Das äusserte der ehemalige Bundespräsident Moritz Leuenberger im Jahr 2001 anlässlich des 125-jährigen Bestehens des Schweizer Waldgesetzes. Bis heute ist dieses Gesetz in Sachen Nachhaltigkeit eines der strengsten in Europa und dient international als Vorbild.
Wichtige Funktionen für uns Menschen
Dank diesem strengen Waldgesetz können die Schweizer Wälder heute alle ihre wichtigen Funktionen für uns Menschen wahrnehmen. Sie kühlen die Landschaft und speichern Co2, sie schützen uns vor Steinschlag und Lawinen.

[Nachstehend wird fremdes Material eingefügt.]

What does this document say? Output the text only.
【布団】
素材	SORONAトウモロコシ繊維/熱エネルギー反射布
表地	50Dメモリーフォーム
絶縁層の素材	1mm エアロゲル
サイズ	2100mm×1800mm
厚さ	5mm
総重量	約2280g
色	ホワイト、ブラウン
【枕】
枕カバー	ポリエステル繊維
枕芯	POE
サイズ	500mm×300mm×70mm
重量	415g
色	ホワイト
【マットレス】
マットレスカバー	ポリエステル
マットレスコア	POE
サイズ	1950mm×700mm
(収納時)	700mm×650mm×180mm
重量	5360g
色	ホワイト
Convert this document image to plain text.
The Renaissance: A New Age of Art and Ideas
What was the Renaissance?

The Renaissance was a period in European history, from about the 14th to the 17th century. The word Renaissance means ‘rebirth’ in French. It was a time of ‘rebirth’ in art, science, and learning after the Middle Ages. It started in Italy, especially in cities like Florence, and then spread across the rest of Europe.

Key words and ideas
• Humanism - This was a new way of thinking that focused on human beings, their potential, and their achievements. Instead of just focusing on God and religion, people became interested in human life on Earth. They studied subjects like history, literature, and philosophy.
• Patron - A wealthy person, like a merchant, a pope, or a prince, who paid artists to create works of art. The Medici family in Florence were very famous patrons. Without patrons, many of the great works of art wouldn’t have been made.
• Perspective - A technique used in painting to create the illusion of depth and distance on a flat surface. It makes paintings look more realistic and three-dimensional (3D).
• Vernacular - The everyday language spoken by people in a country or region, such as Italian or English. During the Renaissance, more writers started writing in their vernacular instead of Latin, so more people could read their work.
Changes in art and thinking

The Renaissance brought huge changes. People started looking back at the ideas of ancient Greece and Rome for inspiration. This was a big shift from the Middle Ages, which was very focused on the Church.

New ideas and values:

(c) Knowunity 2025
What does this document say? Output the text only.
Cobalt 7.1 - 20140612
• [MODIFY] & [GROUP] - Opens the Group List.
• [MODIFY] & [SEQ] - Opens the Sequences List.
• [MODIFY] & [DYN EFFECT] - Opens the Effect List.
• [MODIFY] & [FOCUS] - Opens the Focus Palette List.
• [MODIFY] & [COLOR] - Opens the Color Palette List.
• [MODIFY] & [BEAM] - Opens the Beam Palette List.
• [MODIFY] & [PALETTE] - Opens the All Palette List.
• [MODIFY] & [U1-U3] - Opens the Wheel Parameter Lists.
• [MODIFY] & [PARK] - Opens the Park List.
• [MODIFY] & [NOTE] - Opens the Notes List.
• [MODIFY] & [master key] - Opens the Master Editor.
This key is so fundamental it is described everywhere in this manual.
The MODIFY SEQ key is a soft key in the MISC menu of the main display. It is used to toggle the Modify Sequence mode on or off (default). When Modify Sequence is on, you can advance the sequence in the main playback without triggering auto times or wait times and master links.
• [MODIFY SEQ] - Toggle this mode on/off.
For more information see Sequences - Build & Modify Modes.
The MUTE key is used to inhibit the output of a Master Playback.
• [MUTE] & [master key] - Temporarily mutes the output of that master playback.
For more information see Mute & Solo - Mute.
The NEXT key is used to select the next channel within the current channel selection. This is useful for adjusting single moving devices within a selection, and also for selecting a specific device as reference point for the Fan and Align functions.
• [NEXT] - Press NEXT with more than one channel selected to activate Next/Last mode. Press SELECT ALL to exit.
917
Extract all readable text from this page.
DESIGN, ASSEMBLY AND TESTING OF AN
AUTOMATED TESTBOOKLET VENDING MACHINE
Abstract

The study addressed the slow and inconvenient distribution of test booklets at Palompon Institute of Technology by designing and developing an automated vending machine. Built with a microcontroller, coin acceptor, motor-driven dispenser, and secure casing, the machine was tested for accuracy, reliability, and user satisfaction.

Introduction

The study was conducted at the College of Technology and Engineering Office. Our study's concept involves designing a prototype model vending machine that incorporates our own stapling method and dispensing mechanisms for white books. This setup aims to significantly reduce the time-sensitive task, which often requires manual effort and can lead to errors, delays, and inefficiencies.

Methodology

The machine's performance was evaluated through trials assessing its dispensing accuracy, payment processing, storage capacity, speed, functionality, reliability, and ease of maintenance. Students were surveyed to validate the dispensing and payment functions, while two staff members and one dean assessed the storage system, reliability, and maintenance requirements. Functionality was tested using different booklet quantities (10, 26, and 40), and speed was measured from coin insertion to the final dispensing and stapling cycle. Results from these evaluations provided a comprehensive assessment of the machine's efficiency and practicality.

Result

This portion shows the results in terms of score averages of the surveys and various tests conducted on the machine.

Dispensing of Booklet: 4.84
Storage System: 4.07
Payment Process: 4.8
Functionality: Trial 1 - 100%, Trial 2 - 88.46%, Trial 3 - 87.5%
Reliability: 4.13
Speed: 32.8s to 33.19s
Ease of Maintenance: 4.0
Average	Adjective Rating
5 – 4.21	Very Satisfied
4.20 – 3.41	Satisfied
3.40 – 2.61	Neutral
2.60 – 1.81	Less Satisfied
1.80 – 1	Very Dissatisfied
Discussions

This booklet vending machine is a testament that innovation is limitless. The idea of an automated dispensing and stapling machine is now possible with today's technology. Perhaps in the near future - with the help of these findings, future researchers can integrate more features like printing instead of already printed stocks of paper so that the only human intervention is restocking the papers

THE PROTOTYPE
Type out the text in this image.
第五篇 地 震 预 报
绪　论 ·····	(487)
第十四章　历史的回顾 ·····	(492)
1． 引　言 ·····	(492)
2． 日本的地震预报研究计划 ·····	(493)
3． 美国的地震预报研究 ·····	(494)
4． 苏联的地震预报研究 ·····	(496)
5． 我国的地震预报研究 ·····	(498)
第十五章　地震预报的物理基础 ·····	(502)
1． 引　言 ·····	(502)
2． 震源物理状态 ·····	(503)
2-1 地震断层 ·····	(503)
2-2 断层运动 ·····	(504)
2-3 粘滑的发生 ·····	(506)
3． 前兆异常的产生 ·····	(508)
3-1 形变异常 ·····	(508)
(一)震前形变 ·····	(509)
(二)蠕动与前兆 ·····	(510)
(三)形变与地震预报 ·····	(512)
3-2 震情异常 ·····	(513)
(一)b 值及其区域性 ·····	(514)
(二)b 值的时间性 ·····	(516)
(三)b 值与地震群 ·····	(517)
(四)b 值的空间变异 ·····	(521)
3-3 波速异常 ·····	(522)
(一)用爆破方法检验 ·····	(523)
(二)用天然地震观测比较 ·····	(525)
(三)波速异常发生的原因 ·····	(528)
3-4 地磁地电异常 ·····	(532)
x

Ausserdem liefern sie den Rohstoff Holz, bieten Platz zur Erholung und sind Lebensraum von unzähligen Pflanzen- und Tierarten. Und: Sie filtern die Luft und das Trinkwasser.
Das Gleichgewicht ist bedroht
Der Klimawandel droht nun aber, dieses Gleichgewicht im Schweizer Wald durcheinanderzubringen. «Die Klimaerwärmung geht in einem so raschen Tempo voran, dass der Wald von Natur aus nicht nachkommt. Wenn wir also nichts machen, dann werden wir gewisse Waldflächen haben, auf denen nur noch dürre Bäume rumstehen», sagt Felix Lüscher. Er ist Leiter des Forstbetriebes der Oberallmeindkorporation Schwyz. Sie besitzt mit rund 9000 Hektaren die grösste nichtstaatliche Waldfläche der Schweiz.
So hat etwa die Hitze und die Trockenheit der letzten Jahre dafür gesorgt, dass die empfindlichen Fichten und andere Bäume von einer Borkenkäferplage befallen wurden. Die Folge: Notfall-Abholzung der befallenen Bäume, die dann wiederum viel weniger Ertrag auf dem Holzmarkt ergeben.
Das Bundesamt für Umwelt ist in der Schweiz zuständig für den Wald und hat dieses Problem seit langem erkannt. Vor knapp zehn Jahren wurde deshalb die «Waldpolitik 2020» ins Leben gerufen.
Ziel war es, bis heute die unterschiedlichen Funktionen und Bedürfnisse an den Wald zu verbessern. Vieles ist gelungen, einiges hat aber vor allem in Hinblick auf den Klimawandel noch Verbesserungspotenzial.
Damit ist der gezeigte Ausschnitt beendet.